Canoga Park, Calif.-based One Lambda makes diagnostic tests used by transplant centers for tissue typing and to help determine compatibility of potential donors and recipients. The privately held company, in business since 1984, generated $182 million in sales last year and employs more than 1,400 worldwide.
The purchase price includes a three-year retention program established by One Lambda as well as a one-year earnout provision based on achievement of certain financial targets. Waltham, Mass.-based Thermo Fisher said it would fund the deal with cash on hand and new debt, and said it expects the purchase to begin contributing to earnings immediately upon its anticipated fourth-quarter close.
Thermo Fisher, a $12 billion sales maker of medical diagnostic equipment, has since 2010 been engaged in a concerted effort to redefine itself via acquisitions.
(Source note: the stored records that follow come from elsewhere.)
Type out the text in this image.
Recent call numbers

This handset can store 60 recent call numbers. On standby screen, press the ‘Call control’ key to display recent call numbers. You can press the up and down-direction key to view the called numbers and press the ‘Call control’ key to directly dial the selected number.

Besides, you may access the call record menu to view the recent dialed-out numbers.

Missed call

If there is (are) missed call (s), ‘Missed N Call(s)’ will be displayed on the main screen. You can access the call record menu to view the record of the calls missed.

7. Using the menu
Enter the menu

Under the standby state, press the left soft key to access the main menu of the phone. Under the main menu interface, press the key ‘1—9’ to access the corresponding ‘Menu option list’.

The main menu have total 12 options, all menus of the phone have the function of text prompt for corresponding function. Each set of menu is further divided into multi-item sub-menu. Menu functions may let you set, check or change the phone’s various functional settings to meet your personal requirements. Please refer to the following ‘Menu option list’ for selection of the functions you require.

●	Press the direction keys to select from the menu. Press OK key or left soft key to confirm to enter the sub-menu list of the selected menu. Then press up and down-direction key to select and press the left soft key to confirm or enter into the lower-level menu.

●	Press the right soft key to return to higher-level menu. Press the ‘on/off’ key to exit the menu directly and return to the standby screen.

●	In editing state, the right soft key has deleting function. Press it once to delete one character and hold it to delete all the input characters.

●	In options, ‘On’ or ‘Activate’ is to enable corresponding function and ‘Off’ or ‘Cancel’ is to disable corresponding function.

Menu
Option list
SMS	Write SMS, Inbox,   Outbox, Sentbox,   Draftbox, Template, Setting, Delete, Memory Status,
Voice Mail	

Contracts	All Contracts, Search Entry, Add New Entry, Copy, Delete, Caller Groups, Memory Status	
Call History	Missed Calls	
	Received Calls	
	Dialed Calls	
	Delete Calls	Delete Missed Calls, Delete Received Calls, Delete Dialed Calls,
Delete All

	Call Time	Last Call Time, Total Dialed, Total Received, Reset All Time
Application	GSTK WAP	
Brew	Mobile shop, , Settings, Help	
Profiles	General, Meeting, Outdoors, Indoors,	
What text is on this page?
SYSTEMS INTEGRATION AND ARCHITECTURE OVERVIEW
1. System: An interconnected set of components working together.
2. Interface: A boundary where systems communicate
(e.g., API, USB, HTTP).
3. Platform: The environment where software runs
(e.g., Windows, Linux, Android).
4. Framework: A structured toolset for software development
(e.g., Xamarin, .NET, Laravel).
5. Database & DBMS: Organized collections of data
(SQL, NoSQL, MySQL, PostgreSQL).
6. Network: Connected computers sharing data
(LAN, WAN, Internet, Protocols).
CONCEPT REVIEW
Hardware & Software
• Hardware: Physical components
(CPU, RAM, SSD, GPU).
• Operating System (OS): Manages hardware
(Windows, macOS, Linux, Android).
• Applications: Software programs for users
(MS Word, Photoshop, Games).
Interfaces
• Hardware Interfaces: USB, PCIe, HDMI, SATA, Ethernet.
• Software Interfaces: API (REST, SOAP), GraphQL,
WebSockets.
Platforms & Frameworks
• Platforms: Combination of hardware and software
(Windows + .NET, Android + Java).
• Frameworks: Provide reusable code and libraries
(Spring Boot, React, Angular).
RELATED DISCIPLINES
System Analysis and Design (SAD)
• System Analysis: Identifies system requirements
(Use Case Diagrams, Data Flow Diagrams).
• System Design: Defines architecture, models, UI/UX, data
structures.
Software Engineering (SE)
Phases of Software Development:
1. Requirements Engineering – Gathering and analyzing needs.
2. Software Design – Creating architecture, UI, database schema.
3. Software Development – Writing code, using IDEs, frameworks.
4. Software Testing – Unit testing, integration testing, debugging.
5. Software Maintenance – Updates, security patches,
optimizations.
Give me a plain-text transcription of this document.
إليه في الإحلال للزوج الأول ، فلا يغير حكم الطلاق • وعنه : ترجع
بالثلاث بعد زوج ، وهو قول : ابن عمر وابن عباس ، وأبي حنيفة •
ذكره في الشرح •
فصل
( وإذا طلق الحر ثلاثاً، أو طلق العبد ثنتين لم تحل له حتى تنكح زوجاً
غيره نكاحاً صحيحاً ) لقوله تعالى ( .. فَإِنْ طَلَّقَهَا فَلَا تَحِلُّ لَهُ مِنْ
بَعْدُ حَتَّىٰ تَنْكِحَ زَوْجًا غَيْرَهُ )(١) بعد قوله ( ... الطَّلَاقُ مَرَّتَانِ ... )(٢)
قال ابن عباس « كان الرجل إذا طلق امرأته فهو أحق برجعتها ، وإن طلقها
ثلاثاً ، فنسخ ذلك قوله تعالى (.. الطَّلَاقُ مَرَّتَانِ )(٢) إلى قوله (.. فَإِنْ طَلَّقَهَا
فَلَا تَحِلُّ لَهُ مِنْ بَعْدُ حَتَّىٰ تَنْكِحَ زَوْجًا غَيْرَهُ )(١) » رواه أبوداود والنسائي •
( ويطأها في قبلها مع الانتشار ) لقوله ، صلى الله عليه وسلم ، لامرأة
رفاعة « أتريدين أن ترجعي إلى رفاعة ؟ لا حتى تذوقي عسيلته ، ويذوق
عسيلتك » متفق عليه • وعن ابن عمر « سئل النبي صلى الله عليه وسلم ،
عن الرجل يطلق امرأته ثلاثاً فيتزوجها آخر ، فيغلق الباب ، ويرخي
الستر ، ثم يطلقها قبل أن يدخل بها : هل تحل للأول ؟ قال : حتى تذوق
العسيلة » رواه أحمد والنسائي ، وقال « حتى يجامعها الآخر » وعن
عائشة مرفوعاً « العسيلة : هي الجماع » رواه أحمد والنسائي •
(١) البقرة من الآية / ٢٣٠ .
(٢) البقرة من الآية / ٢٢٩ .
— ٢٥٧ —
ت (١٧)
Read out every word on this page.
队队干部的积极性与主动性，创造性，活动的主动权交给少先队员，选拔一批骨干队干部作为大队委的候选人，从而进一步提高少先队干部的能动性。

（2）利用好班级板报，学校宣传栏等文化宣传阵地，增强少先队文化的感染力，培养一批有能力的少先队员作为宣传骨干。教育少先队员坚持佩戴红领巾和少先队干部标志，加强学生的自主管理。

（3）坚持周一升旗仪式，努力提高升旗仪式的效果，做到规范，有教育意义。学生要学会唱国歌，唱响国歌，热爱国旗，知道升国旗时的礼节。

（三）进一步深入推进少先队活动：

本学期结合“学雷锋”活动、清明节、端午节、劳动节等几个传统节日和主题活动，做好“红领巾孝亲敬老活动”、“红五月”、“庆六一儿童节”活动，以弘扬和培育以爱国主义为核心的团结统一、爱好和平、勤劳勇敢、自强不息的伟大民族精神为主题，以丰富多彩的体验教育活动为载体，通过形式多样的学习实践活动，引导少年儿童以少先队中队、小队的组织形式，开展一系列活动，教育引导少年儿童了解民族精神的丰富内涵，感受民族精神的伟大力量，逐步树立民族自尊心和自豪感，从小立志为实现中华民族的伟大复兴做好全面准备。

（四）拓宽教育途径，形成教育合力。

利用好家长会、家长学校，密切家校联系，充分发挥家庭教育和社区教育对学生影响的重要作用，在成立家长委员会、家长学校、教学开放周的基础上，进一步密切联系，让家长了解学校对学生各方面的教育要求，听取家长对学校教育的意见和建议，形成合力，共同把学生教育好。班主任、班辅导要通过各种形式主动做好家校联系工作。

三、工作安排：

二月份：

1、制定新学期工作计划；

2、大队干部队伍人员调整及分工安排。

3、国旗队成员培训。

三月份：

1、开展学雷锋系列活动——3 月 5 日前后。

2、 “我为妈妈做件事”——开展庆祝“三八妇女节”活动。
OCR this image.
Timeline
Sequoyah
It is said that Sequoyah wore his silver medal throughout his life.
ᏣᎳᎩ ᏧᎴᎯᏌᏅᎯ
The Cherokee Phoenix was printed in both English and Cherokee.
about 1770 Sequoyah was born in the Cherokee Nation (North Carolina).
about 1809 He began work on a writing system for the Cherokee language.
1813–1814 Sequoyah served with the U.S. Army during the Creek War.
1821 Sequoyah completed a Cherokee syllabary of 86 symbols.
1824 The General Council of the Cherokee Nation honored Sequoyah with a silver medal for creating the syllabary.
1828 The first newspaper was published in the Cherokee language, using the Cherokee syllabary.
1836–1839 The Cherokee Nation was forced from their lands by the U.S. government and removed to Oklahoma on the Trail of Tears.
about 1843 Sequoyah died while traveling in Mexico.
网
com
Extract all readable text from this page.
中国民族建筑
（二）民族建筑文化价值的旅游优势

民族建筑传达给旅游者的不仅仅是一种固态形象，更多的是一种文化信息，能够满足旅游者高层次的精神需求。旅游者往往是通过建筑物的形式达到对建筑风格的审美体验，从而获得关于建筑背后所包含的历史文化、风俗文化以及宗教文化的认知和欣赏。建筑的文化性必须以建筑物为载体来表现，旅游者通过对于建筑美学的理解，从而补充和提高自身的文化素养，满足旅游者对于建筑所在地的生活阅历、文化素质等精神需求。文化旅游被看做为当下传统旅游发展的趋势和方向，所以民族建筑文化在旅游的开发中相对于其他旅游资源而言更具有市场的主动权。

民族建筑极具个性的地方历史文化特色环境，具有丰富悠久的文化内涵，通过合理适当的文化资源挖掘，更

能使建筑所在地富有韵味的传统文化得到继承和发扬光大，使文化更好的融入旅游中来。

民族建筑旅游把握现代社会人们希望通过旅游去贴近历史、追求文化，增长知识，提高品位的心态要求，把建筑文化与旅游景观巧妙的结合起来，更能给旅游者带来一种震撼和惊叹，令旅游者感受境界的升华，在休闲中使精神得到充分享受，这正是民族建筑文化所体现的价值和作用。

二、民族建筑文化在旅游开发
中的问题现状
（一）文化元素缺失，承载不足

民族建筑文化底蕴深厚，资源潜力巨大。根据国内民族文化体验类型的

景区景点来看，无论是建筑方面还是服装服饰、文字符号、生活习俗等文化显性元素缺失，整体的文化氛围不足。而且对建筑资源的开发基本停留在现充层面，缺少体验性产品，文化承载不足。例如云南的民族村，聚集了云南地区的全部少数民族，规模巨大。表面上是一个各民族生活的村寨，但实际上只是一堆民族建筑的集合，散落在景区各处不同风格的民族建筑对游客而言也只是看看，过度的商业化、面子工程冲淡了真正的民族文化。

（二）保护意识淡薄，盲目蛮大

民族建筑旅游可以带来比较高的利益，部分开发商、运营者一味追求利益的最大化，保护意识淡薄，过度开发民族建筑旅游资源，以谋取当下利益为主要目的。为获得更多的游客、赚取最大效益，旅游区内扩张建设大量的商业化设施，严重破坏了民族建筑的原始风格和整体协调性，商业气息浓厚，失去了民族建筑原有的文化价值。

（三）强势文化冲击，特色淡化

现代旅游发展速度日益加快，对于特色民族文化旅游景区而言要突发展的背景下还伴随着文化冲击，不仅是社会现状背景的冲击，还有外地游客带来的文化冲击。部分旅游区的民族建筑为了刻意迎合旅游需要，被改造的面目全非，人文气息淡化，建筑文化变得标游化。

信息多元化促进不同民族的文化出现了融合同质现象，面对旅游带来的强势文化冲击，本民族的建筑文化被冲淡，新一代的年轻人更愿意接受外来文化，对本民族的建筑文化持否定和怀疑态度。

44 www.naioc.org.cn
The company in recent years has completed a $3.5 billion buyout of Swedish diagnostics firm Phadia AB, a developer of blood-test systems that support the diagnosis and monitoring of allergy and autoimmune diseases; and a $2.1 billion acquisition of chromatography specialist Dionex Corp.
The company has also made several smaller purchases, including a May purchase of Doe & Ingalls Management LLC for $175 million, and has unloaded some laboratory testing assets.
Thermo Fisher CEO Marc N. Casper in a statement called One Lambda "an exciting addition to our specialty diagnostic portfolio," saying the purchase both complements existing company assets and should benefit from the buyer's greater reach.
"One Lambda gives us access to the attractive transplant diagnostics market and complements our existing immunosuppressant monitoring assays," Casper said. "It also offers the opportunity to leverage our global commercial infrastructure to serve growing transplant needs in emerging markets."
Thermo Fisher expects the deal to contribute 9 cents to 11 cents per share in 2013, and to generate upward of $15 million in revenue and cost synergies by 2015. The companies said they expect to increase Thermo Fisher's tax basis on the acquired assets at closing, an election that will result in annual cash tax savings of about $19 million over 15 years.
The tax benefit would lower the purchase price paid to a multiple of 2011 Ebitda of 8.7 times, down from 10.9 times Ebitda without the tax change. JPMorgan Securities LLC and Wilmer Cutler Pickering Hale and Dorr LLP advising Thermo Fisher, while One Lambda received advice from Perella Weinberg Partners LP and Sheppard Mullin Richter & Hampton LLP.